When to Consider Cryosurgery
Cryosurgery occupies a specific niche in canine oncology. It does not replace conventional surgery in most cases, but it offers a valuable option when anatomical location, patient factors, or tumor biology favor tissue-preserving ablation over excision.
The best candidates are small, superficial, well-defined tumors in anatomically sensitive locations in dogs where anesthesia risk is a concern. For any tumor where complete staging and margin assessment are priorities, conventional surgical excision remains the standard of care.
Frequently Asked Questions
What types of tumors can be treated with cryosurgery in dogs?
Cryosurgery is most effective for superficial and accessible tumors including small skin tumors, oral masses, eyelid tumors, and perianal tumors. It is particularly useful when conventional surgical excision would be technically difficult or disfiguring. It is not appropriate for large, deep, or metastatic tumors where complete tissue destruction cannot be assured.
Is cryosurgery painful for dogs?
Dogs typically experience mild discomfort during the procedure, which can be performed under local anesthesia or light sedation for most superficial lesions. Post-procedure, the treated area may be sore and swollen for several days as the frozen tissue undergoes necrosis and sloughing. Pain management during recovery is straightforward with standard analgesics.
How does cryosurgery compare to conventional surgery for tumor removal?
Cryosurgery offers advantages including shorter procedure times, lower anesthesia requirements, and the ability to treat tumors in locations where surgical excision is difficult. However, conventional surgery provides a tissue sample for histopathology (confirming complete removal and tumor type), while cryosurgery destroys tissue in situ without providing a sample for analysis.
What is the success rate of cryosurgery for dog tumors?
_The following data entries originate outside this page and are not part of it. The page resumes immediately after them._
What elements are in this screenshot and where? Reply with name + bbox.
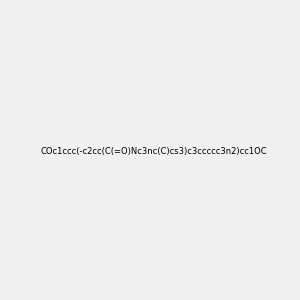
Text: COc1ccc(-c2cc(C(=O)Nc3nc(C)cs3)c3ccccc3n2)cc1OC: COc1ccc(-c2cc(C(=O)Nc3nc(C)cs3)c3ccccc3n… — [40, 147, 267, 156]
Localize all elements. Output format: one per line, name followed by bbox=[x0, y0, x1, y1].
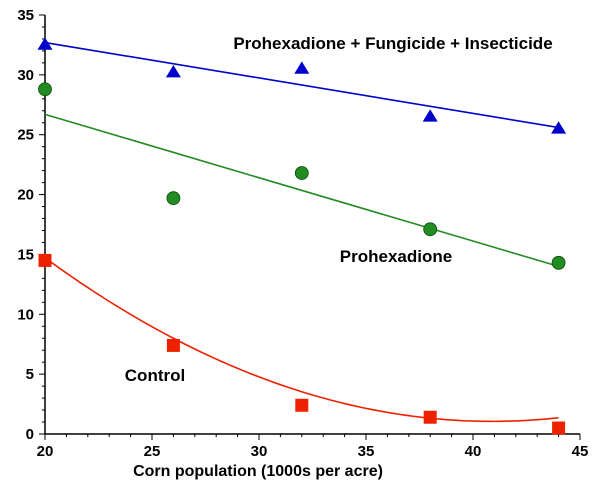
series-label: Control bbox=[125, 366, 185, 385]
triangle-point bbox=[165, 64, 181, 78]
circle-point bbox=[294, 166, 309, 180]
circle-point bbox=[38, 82, 52, 97]
y-tick-label: 25 bbox=[17, 127, 34, 144]
y-tick-label: 0 bbox=[26, 426, 34, 443]
y-tick-label: 15 bbox=[17, 246, 34, 263]
triangle-point bbox=[37, 37, 53, 50]
y-tick-label: 20 bbox=[17, 187, 34, 204]
y-tick-label: 30 bbox=[17, 67, 34, 84]
trend-lines bbox=[44, 41, 559, 423]
x-tick-label: 25 bbox=[144, 443, 161, 460]
circle-point bbox=[551, 255, 566, 270]
square-point bbox=[552, 421, 566, 435]
x-axis-title: Corn population (1000s per acre) bbox=[133, 463, 383, 480]
square-point bbox=[423, 410, 437, 424]
data-points bbox=[37, 37, 567, 435]
axes: 0 5 10 15 20 25 30 35 20 25 30 35 40 45 bbox=[17, 7, 588, 460]
triangle-point bbox=[422, 109, 438, 122]
series-label: Prohexadione + Fungicide + Insecticide bbox=[233, 34, 552, 53]
square-point bbox=[38, 253, 52, 267]
series-labels: Prohexadione + Fungicide + Insecticide Pr… bbox=[125, 34, 553, 385]
circle-point bbox=[423, 222, 438, 237]
triangle-point bbox=[551, 121, 567, 134]
x-tick-label: 40 bbox=[465, 443, 482, 460]
x-tick-label: 20 bbox=[37, 443, 54, 460]
triangle-point bbox=[294, 61, 310, 74]
trend-line bbox=[44, 41, 559, 129]
y-tick-label: 10 bbox=[17, 306, 34, 323]
x-tick-label: 30 bbox=[251, 443, 268, 460]
x-tick-label: 35 bbox=[358, 443, 375, 460]
square-point bbox=[166, 338, 180, 352]
trend-line bbox=[44, 113, 559, 268]
y-tick-label: 5 bbox=[26, 366, 34, 383]
circle-point bbox=[166, 191, 181, 206]
trend-curve bbox=[44, 257, 559, 423]
x-tick-label: 45 bbox=[572, 443, 589, 460]
y-tick-label: 35 bbox=[17, 7, 34, 24]
square-point bbox=[295, 398, 309, 412]
series-label: Prohexadione bbox=[340, 247, 452, 266]
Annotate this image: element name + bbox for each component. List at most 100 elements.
Success rates depend on tumor type and size. For small, well-defined superficial tumors, local control rates of 80-95% are reported. Larger tumors and those with irregular margins have lower complete response rates. Cryosurgery may require repeat treatments if the tumor is not fully destroyed in a single session.
Bottom Line
Cryosurgery is a practical option for small, superficial, well-defined tumors in anatomically sensitive locations — particularly oral epulides, perianal adenomas, and eyelid tumors — where surgical excision would be disproportionately invasive. Its key limitation is the inability to assess margins histopathologically, meaning treatment completeness relies on the surgeon’s judgment rather than pathology confirmation. Cryosurgery is not appropriate for aggressive or deeply invasive cancers where staging and margin assessment are priorities.
References
- Krahwinkel DJ. Cryosurgical treatment of skin diseases (Veterinary Clinics of North America: Small Animal Practice, 1980).
- Withrow SJ. Cryosurgery of canine and feline tumors (Journal of the American Animal Hospital Association, 1984).
- Murphy S et al. Cryosurgery in the management of oral tumours in dogs (Journal of Small Animal Practice, 2011).
- Goldschmidt MH, Hendrick MJ. Tumors of the skin and soft tissues (Tumors in Domestic Animals, 4th ed., 2002).